Tesseract (software)

Last updated

Tesseract
Original author(s) Ray Smith, Hewlett-Packard [1]
Developer(s) Google and others
Stable release
5.4.1 [2]   OOjs UI icon edit-ltr-progressive.svg / 11 June 2024
Repository
Written in C and C++
Operating system Linux, Windows, and macOS
Available inInterface: English
Recognition:

Afrikaans, Albanian, Arabic, Azerbaijani, Basque, Belarusian, Bengali, Bulgarian, Catalan, Czech, Cherokee, Croatian, Danish, Dutch, English, Esperanto, Estonian, Finnish, French, Galician, German, Greek, Hindi, Hebrew, Hungarian, Indonesian, Italian, Japanese, Kannada, Korean, Latvian, Lithuanian, Malayalam, Macedonian, Maltese, Malay, Norwegian, Polish, Portuguese, Romanian, Russian, Serbian, Slovak, Slovenian, Spanish, Swahili, Swedish, Tagalog, Tamil, Telugu, Thai, Turkish, Ukrainian, Vietnamese [3]

(more can be added using included training files)

Contents

[4]
Type Optical character recognition
License Apache License 2.0
Website github.com/tesseract-ocr   OOjs UI icon edit-ltr-progressive.svg

Tesseract is an optical character recognition engine for various operating systems. [5] It is free software, released under the Apache License. [1] [6] [7] Originally developed by Hewlett-Packard as proprietary software in the 1980s, it was released as open source in 2005 and development was sponsored by Google in 2006. [8]

In 2006, Tesseract was considered one of the most accurate open-source OCR engines available. [7] [9]

History

The Tesseract engine was originally developed as proprietary software at Hewlett-Packard labs in Bristol, England and Greeley, Colorado between 1985 and 1994, with more changes made in 1996 to port to Windows, and partial migration from C to C++ in 1998. A majority of the code was written in C, some written in C++. Since then, all the code has been converted to a C++ compiler.[ citation needed ] Very little work was done in the following decade. It was then released as an open source in 2005 by Hewlett-Packard and the University of Nevada, Las Vegas (UNLV). Tesseract development was sponsored by Google in 2006. [8]

Version 4 adds LSTM-based OCR engine and models for many additional languages and scripts, bringing the total to 116 languages. [10] Additionally 37 scripts are supported.
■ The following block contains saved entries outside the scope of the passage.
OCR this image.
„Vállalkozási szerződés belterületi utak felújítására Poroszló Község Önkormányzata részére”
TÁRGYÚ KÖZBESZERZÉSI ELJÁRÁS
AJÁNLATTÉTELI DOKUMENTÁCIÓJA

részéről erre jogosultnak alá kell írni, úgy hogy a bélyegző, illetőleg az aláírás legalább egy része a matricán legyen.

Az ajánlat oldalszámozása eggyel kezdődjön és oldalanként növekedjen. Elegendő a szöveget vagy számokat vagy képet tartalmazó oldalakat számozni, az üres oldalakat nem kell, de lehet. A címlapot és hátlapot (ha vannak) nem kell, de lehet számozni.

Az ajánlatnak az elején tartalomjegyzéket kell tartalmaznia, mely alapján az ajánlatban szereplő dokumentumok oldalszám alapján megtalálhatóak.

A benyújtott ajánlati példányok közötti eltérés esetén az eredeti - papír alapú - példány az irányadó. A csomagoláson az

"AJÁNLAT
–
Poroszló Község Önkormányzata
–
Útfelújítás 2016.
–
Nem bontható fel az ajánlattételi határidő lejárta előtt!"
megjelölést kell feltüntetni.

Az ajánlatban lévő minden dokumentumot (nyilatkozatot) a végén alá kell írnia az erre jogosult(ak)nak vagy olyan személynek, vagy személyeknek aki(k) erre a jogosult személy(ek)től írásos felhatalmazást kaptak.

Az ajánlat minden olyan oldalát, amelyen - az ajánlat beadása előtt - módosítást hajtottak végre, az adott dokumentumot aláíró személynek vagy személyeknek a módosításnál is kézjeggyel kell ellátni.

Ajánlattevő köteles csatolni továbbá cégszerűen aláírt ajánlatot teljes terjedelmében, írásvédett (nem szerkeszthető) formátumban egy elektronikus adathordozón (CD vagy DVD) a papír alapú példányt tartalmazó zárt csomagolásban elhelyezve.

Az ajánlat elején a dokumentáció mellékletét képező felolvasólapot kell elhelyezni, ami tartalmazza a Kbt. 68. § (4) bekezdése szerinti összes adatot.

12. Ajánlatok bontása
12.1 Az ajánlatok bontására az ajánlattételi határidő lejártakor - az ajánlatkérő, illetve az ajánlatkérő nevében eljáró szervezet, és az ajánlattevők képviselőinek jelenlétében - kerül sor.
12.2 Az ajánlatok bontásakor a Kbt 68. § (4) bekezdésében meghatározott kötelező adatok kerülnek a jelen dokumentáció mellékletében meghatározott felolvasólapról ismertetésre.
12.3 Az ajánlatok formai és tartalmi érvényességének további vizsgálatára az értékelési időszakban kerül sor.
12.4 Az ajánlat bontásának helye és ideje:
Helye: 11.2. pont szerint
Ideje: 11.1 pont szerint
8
Version 5 was released in 2021, after more than two years of testing and developing. [11]

Features

Tesseract was in the top three OCR engines in terms of character accuracy in 1995. [12] It is available for Linux, Windows and Mac OS X. [6] [7]

Tesseract, up to and including version 2, could only accept TIFF images of simple one-column text as inputs. These early versions did not include layout analysis, and so inputting multi-columned text, images, or equations produced garbled output. Since version 3, Tesseract has supported output text formatting, hOCR [13] positional information and page-layout analysis. Support for a number of new image formats was added using the Leptonica library. Tesseract can detect whether text is monospaced or proportionally spaced. [7]

The initial versions of Tesseract could only recognize English-language text.

Tesseract v2 added six additional Western languages (French, Italian, German, Spanish, Brazilian Portuguese, Dutch).

Version 3 extended language support significantly to include ideographic (Chinese & Japanese) and right-to-left (e.g. Arabic, Hebrew) languages, as well as many more scripts. New languages included Arabic, Bulgarian, Catalan, Chinese (Simplified and Traditional), Croatian, Czech, Danish, German (Fraktur script), Greek, Finnish, Hebrew, Hindi, Hungarian, Indonesian, Japanese, Korean, Latvian, Lithuanian, Norwegian, Polish, Portuguese, Romanian, Russian, Serbian, Slovak (standard and Fraktur script), Slovenian, Swedish, Tagalog, Tamil, Thai, Turkish, Ukrainian and Vietnamese.

V3.04, released in July 2015, added an additional 39 language/script combinations, bringing the total count of support languages to over 100. New language codes included: amh (Amharic), asm (Assamese), aze_cyrl (Azerbaijana in Cyrillic script), bod (Tibetan), bos (Bosnian), ceb (Cebuano), cym (Welsh), dzo (Dzongkha), fas (Persian), gle (Irish), guj (Gujarati), hat (Haitian and Haitian Creole), iku (Inuktitut), jav (Javanese), kat (Georgian), kat_old (Old Georgian), kaz (Kazakh), khm (Central Khmer), kir (Kyrgyz), kur (Kurdish), lao (Lao), lat (Latin), mar (Marathi), mya (Burmese), nep (Nepali), ori (Oriya), pan (Punjabi), pus (Pashto), san (Sanskrit), sin (Sinhala), srp_latn (Serbian in Latin script), syr (Syriac), tgk (Tajik), tir (Tigrinya), uig (Uyghur), urd (Urdu), uzb (Uzbek), uzb_cyrl (Uzbek in Cyrillic script), yid (Yiddish). [14] It can be trained to work in other languages. [7]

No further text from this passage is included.